When you buy insurance, a specific insurance tax will be applied. The amount will vary, but it is lower than the standard rate of VAT.

Additional tariffs can also be applied for a range of products and services, imported and produced domestically. These normally include cars, oil, alcohol, tobacco, and gambling services.

Federal Withholding Tax

Some forms of income incur a federal withholding tax, at a rate of 35 percent. The party making the payment will withhold the tax due and pay it directly to the tax authorities, whilst the remaining 65 percent is paid to the recipient. Examples of where this tax applies include:

• Dividend payments
• Interest on a variety of financial products
• Income from private pension funds
• Lottery Prizes
• Income from life insurance policies
• Liquidation proceeds

Business Issues And Stock Transfers

If you are making investments in stocks and shares, further tax payments will be due. Aside from certain important exceptions, such as company restructuring, the issue tax of one percent is due on the issue of securities. These include shares and bonds. This is also applied to the trade in shell companies.

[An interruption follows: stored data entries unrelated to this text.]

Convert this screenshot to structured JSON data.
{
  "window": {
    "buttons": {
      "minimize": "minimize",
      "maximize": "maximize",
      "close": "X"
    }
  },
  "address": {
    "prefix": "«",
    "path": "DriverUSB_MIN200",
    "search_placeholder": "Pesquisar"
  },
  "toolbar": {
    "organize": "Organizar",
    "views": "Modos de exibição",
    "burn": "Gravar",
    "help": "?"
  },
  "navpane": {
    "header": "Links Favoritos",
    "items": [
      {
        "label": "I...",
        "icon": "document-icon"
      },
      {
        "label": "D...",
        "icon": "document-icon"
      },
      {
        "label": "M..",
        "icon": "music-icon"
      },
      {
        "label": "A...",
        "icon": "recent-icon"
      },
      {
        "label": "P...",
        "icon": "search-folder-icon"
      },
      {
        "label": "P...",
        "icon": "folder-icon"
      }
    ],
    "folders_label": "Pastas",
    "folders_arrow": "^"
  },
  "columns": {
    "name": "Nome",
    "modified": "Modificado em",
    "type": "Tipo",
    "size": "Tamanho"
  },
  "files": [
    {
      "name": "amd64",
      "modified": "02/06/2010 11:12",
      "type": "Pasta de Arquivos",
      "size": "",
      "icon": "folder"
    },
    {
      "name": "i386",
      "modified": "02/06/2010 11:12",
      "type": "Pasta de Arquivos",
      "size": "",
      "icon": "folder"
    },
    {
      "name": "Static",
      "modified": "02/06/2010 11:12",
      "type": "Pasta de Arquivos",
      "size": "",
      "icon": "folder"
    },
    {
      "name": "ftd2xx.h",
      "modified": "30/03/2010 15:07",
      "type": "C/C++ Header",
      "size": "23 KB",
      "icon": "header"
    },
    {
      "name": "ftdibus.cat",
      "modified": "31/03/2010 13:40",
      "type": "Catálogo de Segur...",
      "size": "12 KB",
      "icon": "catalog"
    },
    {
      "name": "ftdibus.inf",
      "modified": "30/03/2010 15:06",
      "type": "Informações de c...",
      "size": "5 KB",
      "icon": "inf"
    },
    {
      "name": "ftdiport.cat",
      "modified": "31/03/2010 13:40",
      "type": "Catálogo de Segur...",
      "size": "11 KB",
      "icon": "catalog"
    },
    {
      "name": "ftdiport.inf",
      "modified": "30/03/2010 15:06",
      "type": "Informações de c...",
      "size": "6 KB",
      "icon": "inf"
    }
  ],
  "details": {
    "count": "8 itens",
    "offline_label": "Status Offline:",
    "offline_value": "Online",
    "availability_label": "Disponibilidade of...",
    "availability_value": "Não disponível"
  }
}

When a qualified trader – such as a stockbroker – trades securities, a transfer tax becomes due. The rate applied depends on the nature of the traded securities.

Keeping On Top Of Tax In Switzerland

If your financial affairs in Switzerland are straightforward, then your tax can be worked out without too much effort. However, as an expat you are likely to have a more complex financial situation, and so be subject to numerous different tax rules. In these cases, the services of a tax expert are worth the investment.

Whatever you do, don’t ignore tax. This can have an impact on your financial situation and affect the amount of money your beneficiaries receive after your death. Even in Switzerland, with its reputation for low taxes, ignored bills will quickly add up.